Dataset for "Measuring competing outcomes of a single-molecule reaction reveals classical Arrhenius chemical kinetics"

This dataset contains data supporting the results presented in the paper "Measuring competing outcomes of a single-molecule reaction reveals classical Arrhenius chemical kinetics". It contains the analysed data of single toluene molecule manipulation experiments carried out on the Si(111)-7x7 surface in Excel spreadsheet format. The experiments span the injection bias voltage range of +1.4 eV to +2.2 eV, the injection current range of 25 pA to 900 pA, and three separate injection locations: on top of an adatoms, a molecule, and a restaom. The dataset contains the extracted manipulation probabilities and branching ratios as well as spectroscopy data above faulted corner and toluene faulted middel sites.

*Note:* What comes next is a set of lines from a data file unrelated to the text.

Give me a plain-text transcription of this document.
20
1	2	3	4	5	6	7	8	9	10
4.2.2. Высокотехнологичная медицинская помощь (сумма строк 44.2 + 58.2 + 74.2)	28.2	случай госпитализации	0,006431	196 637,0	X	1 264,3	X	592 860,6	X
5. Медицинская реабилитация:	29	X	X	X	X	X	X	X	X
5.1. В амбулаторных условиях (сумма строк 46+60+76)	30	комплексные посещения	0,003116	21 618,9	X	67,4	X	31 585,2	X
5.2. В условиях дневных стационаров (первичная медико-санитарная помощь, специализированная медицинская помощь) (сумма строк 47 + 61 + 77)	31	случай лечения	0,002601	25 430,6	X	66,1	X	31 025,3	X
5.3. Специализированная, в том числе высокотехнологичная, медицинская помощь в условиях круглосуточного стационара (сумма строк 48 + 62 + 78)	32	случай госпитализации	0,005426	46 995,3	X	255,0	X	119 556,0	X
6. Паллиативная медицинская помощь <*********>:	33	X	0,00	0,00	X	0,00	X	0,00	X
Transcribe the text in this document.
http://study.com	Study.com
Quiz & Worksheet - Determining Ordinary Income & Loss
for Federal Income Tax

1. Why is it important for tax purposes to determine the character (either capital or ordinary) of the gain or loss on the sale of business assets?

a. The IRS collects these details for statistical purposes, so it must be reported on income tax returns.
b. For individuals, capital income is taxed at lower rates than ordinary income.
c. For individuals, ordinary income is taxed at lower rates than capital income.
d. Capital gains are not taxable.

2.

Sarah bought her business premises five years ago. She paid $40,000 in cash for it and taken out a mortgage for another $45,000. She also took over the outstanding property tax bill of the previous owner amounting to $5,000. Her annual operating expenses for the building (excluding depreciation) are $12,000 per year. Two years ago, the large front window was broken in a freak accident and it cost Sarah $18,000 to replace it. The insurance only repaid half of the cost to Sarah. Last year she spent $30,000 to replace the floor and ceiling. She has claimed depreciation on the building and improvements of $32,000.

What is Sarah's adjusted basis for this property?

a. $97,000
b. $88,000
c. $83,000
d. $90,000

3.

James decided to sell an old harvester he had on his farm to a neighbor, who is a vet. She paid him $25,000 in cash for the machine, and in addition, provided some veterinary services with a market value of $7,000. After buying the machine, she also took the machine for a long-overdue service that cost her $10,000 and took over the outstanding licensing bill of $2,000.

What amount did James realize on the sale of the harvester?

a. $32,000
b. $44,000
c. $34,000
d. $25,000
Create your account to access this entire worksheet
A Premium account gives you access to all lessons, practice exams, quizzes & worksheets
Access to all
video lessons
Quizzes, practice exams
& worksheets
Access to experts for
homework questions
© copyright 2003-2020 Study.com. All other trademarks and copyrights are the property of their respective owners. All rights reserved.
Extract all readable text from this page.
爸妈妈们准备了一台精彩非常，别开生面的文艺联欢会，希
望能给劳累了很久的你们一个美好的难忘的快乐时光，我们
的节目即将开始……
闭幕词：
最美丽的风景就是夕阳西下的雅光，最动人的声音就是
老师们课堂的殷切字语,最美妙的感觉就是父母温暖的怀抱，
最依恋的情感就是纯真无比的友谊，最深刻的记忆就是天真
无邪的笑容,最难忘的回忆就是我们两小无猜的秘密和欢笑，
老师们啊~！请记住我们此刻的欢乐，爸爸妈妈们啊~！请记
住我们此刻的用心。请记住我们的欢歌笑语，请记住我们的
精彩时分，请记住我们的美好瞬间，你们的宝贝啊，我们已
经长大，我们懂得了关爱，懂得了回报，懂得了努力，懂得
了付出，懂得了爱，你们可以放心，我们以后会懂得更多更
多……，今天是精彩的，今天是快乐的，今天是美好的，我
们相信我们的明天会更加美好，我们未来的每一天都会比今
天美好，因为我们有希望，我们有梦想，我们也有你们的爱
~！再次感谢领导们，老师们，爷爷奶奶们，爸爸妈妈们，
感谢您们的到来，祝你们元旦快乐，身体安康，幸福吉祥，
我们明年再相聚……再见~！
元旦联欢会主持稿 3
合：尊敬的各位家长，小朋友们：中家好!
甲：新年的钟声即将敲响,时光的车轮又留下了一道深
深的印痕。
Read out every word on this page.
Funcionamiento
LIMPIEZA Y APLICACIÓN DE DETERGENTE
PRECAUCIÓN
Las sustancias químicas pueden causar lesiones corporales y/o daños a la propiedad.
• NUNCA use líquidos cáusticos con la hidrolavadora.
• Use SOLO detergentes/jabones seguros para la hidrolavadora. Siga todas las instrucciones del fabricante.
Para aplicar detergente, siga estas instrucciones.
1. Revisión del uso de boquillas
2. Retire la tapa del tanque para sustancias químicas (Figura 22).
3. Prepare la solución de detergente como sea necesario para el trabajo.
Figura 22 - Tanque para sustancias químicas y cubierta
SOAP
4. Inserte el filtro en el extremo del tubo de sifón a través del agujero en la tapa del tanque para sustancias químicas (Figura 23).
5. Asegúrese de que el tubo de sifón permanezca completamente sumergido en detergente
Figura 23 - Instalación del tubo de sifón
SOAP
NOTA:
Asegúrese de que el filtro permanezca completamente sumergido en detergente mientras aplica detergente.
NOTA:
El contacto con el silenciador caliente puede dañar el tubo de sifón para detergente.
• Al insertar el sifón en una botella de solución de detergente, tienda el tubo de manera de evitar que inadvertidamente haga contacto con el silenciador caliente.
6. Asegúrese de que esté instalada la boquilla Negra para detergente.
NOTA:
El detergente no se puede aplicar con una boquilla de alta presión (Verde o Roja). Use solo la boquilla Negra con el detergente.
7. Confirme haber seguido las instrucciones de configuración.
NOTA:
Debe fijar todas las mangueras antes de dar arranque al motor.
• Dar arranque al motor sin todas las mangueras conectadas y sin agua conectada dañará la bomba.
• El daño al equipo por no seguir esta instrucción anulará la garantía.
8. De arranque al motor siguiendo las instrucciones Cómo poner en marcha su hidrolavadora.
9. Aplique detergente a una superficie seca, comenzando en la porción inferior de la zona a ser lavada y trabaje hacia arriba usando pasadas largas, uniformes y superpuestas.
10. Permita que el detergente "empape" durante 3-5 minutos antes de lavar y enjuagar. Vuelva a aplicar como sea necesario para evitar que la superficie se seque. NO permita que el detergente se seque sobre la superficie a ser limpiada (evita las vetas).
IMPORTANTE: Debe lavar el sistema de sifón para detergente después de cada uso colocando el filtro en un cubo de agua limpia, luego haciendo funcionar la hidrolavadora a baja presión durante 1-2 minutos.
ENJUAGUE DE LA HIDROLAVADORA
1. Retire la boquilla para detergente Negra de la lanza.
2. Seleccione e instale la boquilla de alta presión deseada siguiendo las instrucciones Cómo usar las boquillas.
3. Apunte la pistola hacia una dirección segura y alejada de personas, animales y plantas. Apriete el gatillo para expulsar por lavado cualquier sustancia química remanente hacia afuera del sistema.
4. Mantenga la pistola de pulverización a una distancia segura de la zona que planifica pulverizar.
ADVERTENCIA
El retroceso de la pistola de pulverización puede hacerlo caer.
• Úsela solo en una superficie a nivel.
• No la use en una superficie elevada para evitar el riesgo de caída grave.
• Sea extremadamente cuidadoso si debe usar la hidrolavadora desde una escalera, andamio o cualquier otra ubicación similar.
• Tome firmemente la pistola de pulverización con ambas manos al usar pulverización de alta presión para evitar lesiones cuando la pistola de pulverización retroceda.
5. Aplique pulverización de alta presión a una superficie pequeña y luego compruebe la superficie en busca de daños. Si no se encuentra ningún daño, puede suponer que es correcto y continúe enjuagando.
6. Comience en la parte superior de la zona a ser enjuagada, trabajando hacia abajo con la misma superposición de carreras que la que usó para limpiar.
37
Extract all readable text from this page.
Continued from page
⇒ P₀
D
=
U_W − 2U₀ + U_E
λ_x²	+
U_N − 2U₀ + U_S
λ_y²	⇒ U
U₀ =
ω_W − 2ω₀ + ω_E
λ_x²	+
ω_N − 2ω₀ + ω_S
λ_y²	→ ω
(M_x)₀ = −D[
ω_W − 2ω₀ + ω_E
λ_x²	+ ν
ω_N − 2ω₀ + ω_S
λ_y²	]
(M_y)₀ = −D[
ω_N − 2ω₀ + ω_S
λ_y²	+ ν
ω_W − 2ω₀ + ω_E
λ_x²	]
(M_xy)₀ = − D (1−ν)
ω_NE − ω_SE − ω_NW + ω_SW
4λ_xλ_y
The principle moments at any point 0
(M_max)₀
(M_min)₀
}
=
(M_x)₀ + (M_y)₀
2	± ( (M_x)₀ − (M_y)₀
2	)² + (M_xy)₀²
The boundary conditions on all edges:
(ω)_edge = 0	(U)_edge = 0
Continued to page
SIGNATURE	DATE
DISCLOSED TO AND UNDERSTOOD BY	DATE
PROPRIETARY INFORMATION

The atomic resolution of scanning probe microscopy and its ability to excite a molecule locally can give control over the probability of inducing a single-outcome single-molecule reaction. The paper shows our control over the branching ratio between a single-molecule reaction that exhibits two reaction outcomes. Toluene molecules chemisorbed on the Si(111)-7x7 surface at room temperature are induced to react, one at a time, by the tunnelling current of a scanning tunnelling microscope: the molecule either desorbs, or switches to an adjacent surface site. Above a voltage threshold set by the electronics structure of the molecule, we see that the branching ratio between these two outcomes is dependent on the excess energy the exciting electron carries. Using known values and ab inito DFT calculations support our findings, a simple Arrhenius model is developed to describe the intermediate physisorbed state that leads to either desorption or site-switching. We conclude that the excess energy of the exciting electron leads to a heating of the intermediate physisorbed state and hence, via their energy barrier and pre-factors, gives control over the two reaction outcomes.